Made entirely out of the carbon compound graphite, steel and acrylic, the motor can demonstrate to students (from school age to degree level), how fuel is burned inside the combustion chamber. The tool also allows the lookers to observe this phenomenon at close quarters, without the need for computer simulation. The viewers can experience first-hand the path that the fuel takes from the tanks to the exhaust pipe. The motor belongs to the hybrid rocket class, James says.
This new type of vehicles will in the near future be used for space tourism. They will be powered by nitrous oxide and acrylic – a common household plastic that will act as a solid fuel. The burning acrylic increases the pressure inside chamber, generating thrust. James explains, “It’s a bit like when you turn a hosepipe on and the force pushes back on your hand. The heat inside the rocket reaches approximately 3,000 degrees Celsius, so we’ve had to design something which can contain this heat and pass a number of safety tests.”
“Although many private companies carry out similar tests to the ones James has been doing, their results are often commercially sensitive and kept under lock and key.
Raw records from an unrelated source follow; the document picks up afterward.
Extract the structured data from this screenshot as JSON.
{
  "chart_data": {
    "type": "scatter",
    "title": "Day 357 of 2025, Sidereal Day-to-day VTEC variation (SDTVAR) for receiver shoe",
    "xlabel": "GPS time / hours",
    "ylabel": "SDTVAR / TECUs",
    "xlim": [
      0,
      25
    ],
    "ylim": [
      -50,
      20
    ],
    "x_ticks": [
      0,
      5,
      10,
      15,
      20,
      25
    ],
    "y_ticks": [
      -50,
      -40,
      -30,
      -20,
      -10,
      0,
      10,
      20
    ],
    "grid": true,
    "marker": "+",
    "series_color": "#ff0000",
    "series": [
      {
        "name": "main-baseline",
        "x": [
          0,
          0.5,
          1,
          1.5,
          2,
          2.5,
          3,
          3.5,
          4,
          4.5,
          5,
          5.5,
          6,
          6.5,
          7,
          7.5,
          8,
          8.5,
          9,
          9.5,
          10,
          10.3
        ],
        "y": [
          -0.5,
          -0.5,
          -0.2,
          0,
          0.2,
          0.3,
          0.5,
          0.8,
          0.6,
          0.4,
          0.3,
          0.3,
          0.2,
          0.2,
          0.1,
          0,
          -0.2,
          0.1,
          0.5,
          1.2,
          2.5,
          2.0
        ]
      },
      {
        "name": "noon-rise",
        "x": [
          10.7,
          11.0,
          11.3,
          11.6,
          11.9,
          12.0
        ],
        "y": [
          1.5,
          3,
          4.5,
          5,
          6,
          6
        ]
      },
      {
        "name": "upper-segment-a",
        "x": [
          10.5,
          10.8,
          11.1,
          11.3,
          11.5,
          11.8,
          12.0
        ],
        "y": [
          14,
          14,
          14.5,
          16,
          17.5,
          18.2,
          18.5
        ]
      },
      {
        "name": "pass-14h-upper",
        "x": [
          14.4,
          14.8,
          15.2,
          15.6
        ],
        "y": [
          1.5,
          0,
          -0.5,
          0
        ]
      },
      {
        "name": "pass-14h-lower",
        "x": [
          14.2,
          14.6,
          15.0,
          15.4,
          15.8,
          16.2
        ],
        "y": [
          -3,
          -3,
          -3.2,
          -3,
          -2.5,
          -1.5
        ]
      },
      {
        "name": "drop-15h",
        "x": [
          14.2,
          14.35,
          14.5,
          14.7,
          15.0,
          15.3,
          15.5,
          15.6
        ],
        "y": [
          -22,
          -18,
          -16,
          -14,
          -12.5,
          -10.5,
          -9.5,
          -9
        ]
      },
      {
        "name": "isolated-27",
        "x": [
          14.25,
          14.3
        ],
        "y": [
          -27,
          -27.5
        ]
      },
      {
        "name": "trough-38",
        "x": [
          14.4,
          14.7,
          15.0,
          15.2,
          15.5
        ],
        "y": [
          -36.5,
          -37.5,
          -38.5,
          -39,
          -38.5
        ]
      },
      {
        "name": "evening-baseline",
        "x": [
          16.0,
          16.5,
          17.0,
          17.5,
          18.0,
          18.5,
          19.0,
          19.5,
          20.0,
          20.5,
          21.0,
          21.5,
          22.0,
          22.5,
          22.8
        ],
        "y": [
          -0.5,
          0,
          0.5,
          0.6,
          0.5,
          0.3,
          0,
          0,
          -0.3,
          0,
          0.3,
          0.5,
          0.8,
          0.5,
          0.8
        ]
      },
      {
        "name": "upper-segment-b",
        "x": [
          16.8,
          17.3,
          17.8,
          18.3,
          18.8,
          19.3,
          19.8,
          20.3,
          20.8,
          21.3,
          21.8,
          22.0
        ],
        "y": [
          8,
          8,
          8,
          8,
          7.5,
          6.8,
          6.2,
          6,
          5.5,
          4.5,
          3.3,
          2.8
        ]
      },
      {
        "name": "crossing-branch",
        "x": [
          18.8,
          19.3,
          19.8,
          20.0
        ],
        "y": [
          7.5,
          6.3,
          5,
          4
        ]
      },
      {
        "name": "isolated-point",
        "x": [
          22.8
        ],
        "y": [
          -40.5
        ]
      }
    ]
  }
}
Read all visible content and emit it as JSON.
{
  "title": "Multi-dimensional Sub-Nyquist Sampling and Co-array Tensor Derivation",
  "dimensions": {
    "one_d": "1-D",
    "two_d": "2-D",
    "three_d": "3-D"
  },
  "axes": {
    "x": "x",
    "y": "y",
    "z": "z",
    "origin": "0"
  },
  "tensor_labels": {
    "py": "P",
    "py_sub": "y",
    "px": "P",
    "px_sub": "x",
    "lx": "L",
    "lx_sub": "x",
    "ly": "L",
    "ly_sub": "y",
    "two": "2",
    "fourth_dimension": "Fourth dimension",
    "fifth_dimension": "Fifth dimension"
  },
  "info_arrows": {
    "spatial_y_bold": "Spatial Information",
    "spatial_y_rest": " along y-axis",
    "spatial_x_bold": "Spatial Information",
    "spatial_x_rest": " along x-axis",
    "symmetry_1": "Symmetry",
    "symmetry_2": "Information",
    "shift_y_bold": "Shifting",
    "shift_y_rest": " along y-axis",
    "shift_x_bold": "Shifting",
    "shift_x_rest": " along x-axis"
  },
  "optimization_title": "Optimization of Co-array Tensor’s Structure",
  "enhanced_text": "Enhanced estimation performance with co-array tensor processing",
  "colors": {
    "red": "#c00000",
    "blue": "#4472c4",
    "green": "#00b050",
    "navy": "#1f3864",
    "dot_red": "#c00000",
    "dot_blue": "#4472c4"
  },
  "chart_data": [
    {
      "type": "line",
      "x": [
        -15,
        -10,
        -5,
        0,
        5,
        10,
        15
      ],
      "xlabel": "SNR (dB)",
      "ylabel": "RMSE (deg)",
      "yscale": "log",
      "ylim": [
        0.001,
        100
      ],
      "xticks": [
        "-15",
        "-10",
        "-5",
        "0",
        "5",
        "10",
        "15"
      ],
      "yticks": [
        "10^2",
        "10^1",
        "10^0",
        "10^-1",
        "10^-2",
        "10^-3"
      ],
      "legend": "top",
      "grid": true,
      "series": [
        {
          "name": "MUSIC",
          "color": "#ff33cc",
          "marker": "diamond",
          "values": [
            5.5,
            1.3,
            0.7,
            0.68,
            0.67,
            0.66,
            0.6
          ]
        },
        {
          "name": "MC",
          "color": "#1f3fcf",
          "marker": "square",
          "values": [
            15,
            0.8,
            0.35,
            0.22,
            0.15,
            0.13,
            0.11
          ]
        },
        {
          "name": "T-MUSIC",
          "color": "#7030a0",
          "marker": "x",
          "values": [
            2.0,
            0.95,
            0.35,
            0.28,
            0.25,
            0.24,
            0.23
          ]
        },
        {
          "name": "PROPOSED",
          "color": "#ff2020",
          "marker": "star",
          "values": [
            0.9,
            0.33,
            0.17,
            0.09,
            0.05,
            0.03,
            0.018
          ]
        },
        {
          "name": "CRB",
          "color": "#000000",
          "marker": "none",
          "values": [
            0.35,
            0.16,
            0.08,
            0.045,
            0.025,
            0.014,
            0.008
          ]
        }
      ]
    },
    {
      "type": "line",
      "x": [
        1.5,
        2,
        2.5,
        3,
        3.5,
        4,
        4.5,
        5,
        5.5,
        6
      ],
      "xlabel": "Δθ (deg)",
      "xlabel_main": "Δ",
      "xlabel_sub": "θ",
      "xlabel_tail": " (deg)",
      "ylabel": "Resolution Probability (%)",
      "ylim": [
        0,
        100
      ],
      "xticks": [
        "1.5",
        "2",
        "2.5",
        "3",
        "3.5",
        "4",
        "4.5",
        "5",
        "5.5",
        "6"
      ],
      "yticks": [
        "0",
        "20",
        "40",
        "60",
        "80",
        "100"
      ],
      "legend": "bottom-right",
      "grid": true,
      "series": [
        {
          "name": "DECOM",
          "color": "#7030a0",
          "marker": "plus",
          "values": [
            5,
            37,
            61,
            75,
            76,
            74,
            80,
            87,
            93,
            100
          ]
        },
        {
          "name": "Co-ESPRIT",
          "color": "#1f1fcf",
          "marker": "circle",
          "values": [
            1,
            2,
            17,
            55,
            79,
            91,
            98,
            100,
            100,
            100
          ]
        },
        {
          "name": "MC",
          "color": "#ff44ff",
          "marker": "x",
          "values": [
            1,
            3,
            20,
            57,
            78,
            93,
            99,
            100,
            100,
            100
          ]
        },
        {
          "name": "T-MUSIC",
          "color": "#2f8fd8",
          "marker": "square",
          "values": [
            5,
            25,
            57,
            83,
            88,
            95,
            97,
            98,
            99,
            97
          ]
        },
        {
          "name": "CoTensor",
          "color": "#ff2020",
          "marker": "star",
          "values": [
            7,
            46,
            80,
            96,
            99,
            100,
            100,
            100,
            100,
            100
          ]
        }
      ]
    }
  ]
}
This means researchers can use it to monitor performance and analyze how different types of fuels perform. The motor will allow engineering students and researchers of the future [to] carry out tests which ultimately have the possibility to transform rocket design,” concludes Dr. Barnaby Osborne, who is a senior lecturer in aerospace engineering and astronautics at the university.
“James has done extremely well and follows in the footsteps of Kingston graduates who have gone on to great things in aerospace. Kingston University is continuing to produce high-caliber graduates who can compete on the world stage year after year,” adds Dr. Chris Welch, a principal lecturer in astronautics and space systems.